On a French translation of Ibn Akhi Hizam’s “Horses and Hippiatry” (9th century CE)
I thoroughly enjoyed reading — and learned a lot from — the short article presenting the ninth century CE treatise of Ibn Akhi Hizam al-Khuttali’s “Book of Horses and Hippiatry” (Kitab al-Khayl wa al-Baytara, its most commonly used Arabic name). This 2021 article by Jamal Hossaini-Hilali and Abdelkrim El Kasri follows their French translation in 2018 of Ibn Akhi Hizam al-Khuttali’s treatise, based on three of the surviving Arabic manuscripts.
Prof. Hossaini-Hilali informs us that Ibn Akhi Hizam was master of the horses (i.e., stud manager, in today’s parlance) for the sixteenth Abbasid Caliph al-Mu’tadid (892-902 CE) in Bagdad, then the economic, scientific and cultural center of the world. His paternal uncle, Hizam (“Ibn Akhi Hizam” means the “son of the brother of Hizam”), was master of the horses for the eighth Abbassid Caliph al-Mu’tasim (833-842 CE), while his father, the senior al-Khuttali, was the head veterinarian for the tenth Abbasid Caliph al-Mutawwakil (847-861 CE). Horse husbandry and management were clearly a family affair in their case.
The first part of his treatise, a lexicographical compendium of names for horse body parts, teeth, colors, markings, behaviors, qualities, etc., draws heavily on Abu ‘Ubaydah (d. 826 CE) Book of the Horse, whom he cites, and perhaps on that of Al-Asma’i (d. 828 CE), whom we doesn’t. The other two parts, on defects and illnesses, and remedies and treatments, respectively, draw on his own professional experience and that of his father, but also on works by earlier Indian and maybe Greek authors too. Ibn Akhi Hizam al-Khuttali’s work is the foundation for all subsequent medieval Arabic-language treatises on hippology and hippiatry.
Pr Jamal Hossaini-Hilali is a Member of the Royal Academy for Veterinary Sciences of Spain, and of the Veterinary Academy of French, and the head of the Department of Biological and Pharmaceutical Veterinary Sciences at the Institut Agronomique et Vétérinaire Hassan II in Morocco. He is happy to engage with readers in the comments thread. His full translation of Ibn Akhi Hizam’s book is available here, for a free download.

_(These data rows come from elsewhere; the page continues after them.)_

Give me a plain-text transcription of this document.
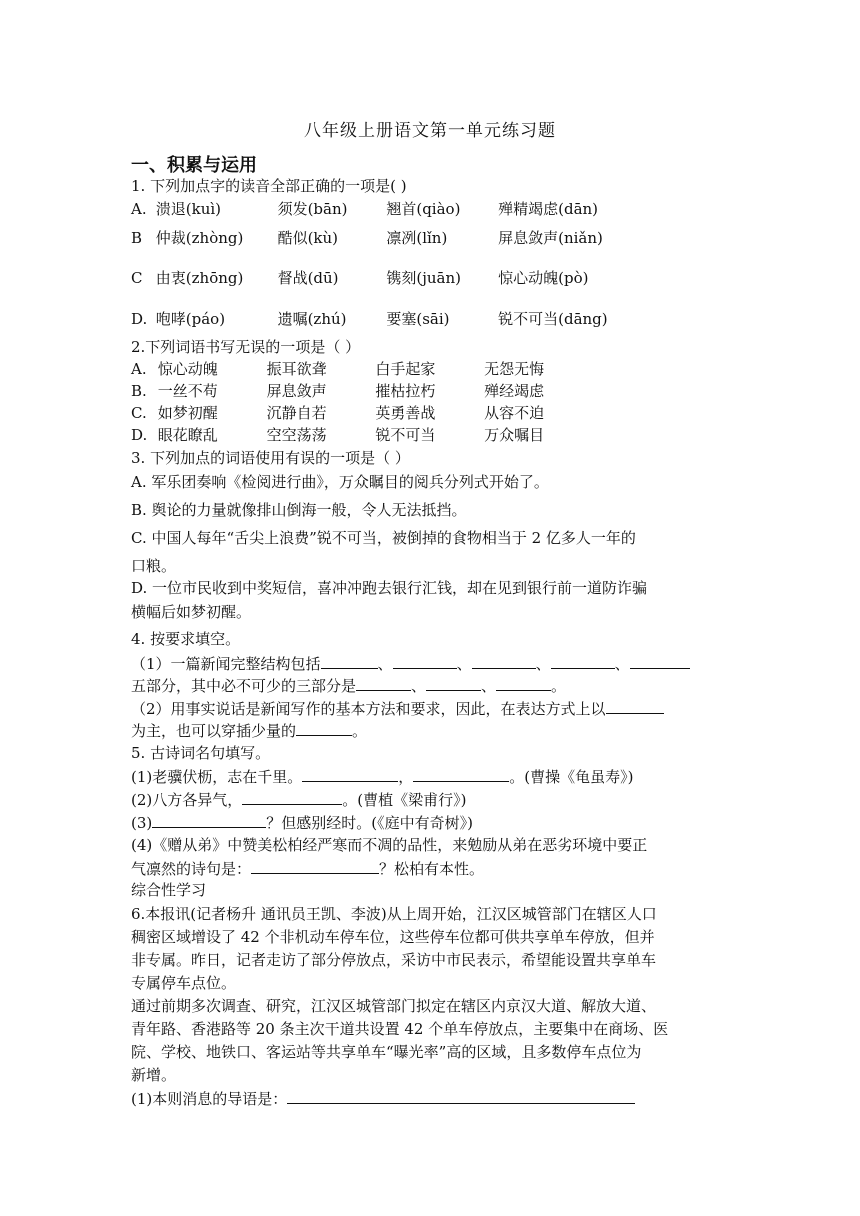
八年级上册语文第一单元练习题
一、积累与运用
1. 下列加点字的读音全部正确的一项是( )
A. 溃退(kuì)	须发(bān)	翘首(qiào)	殚精竭虑(dān)
B 仲裁(zhòng) 酷似(kù)	凛冽(lǐn)	屏息敛声(niǎn)
C 由衷(zhōng) 督战(dū)	镌刻(juān) 惊心动魄(pò)
D. 咆哮(páo)	遗嘱(zhú)	要塞(sāi)	锐不可当(dāng)
2.下列词语书写无误的一项是（ ）
A. 惊心动魄	振耳欲聋	白手起家	无怨无悔
B. 一丝不苟	屏息敛声	摧枯拉朽	殚经竭虑
C. 如梦初醒	沉静自若	英勇善战	从容不迫
D. 眼花瞭乱	空空荡荡	锐不可当	万众嘱目
3. 下列加点的词语使用有误的一项是（ ）
A. 军乐团奏响《检阅进行曲》，万众瞩目的阅兵分列式开始了。
B. 舆论的力量就像排山倒海一般，令人无法抵挡。
C. 中国人每年“舌尖上浪费”锐不可当，被倒掉的食物相当于 2 亿多人一年的
口粮。
D. 一位市民收到中奖短信，喜冲冲跑去银行汇钱，却在见到银行前一道防诈骗
横幅后如梦初醒。
4. 按要求填空。
（1）一篇新闻完整结构包括	、	、	、	、
五部分，其中必不可少的三部分是	、	、	。
（2）用事实说话是新闻写作的基本方法和要求，因此，在表达方式上以
为主，也可以穿插少量的	。
5. 古诗词名句填写。
(1)老骥伏枥，志在千里。	，	。(曹操《龟虽寿》)
(2)八方各异气，	。(曹植《梁甫行》)
(3)	？但感别经时。(《庭中有奇树》)
(4)《赠从弟》中赞美松柏经严寒而不凋的品性，来勉励从弟在恶劣环境中要正
气凛然的诗句是：	？松柏有本性。
综合性学习
6.本报讯(记者杨升 通讯员王凯、李波)从上周开始，江汉区城管部门在辖区人口
稠密区域增设了 42 个非机动车停车位，这些停车位都可供共享单车停放，但并
非专属。昨日，记者走访了部分停放点，采访中市民表示，希望能设置共享单车
专属停车点位。
通过前期多次调查、研究，江汉区城管部门拟定在辖区内京汉大道、解放大道、
青年路、香港路等 20 条主次干道共设置 42 个单车停放点，主要集中在商场、医
院、学校、地铁口、客运站等共享单车“曝光率”高的区域，且多数停车点位为
新增。
(1)本则消息的导语是：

“Ibn Akhî Hizâm conseille toujours le cavalier ou le moniteur d’agir avec douceur et amabilité. Ces termes et leurs synonymes reviennent comme un leitmotiv. Pour Ibn Akhî Hizâm, la brutalité envers le cheval est à proscrire totalement” – a theme in equine texts since Xenophon. It also reminds me of a nineteenth century English text I have read and will have to dig up again, which says that Arab horses are sweet-tempered because they never know a harsh word or a blow, while British horse handlers are quick to punish horses.

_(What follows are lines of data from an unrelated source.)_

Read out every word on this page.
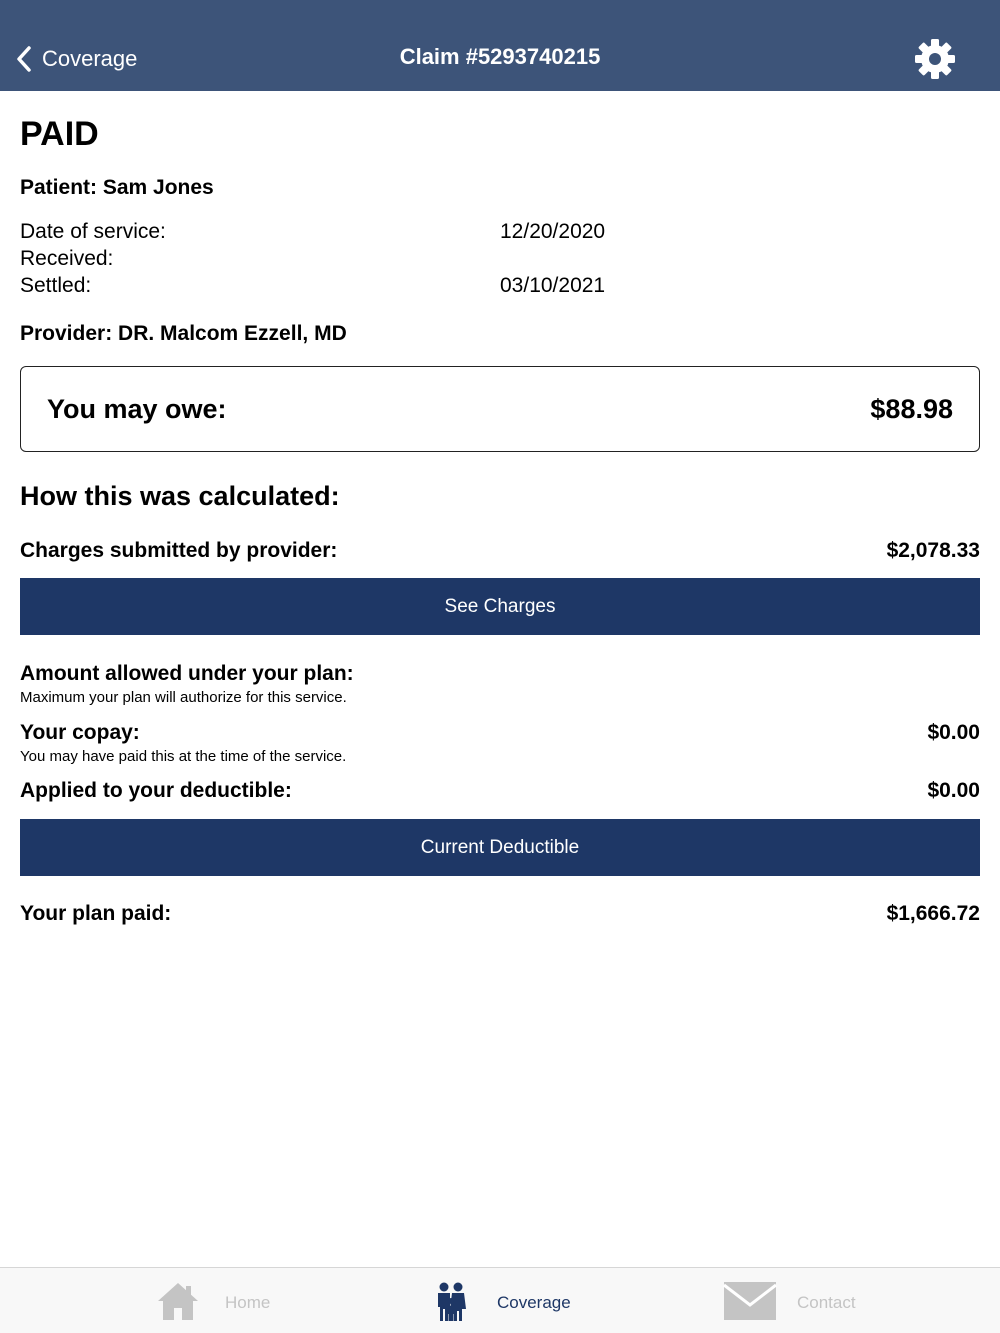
Coverage	Claim #5293740215
PAID
Patient: Sam Jones
Date of service:	12/20/2020
Received:
Settled:	03/10/2021
Provider: DR. Malcom Ezzell, MD
You may owe:	$88.98
How this was calculated:
Charges submitted by provider:	$2,078.33
See Charges
Amount allowed under your plan:
Maximum your plan will authorize for this service.
Your copay:	$0.00
You may have paid this at the time of the service.
Applied to your deductible:	$0.00
Current Deductible
Your plan paid:	$1,666.72
Home	Coverage	Contact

“Il s’agit d’un traitement de mise en forme pour préparer le cheval à une course, une razzia ou une guerre. La période de cette mise en forme est généralement de 40 jours et l’objectif principal est de faire suer au maximum le cheval pour éliminer les mauvaises humeurs et la graisse. La sudation excessive se fait par l’exercice, l’utilisation des couvertures et des caparaçons” – I want to compare this to the later English texts on the preparation of horses for racing; I am sure there would be some interesting overlap. The running horses and early Thoroughbreds were often exercised in hoods and blankets, to make them sweat their grass weight off. I wonder to what extent mediaeval Arabic hippological treatises influenced later European ones.
And, of course, as a philologist, obligatory shout out to the observation that “sa langue arabe est imprégnée par l’oralité de l’époque”. Something more to read up on!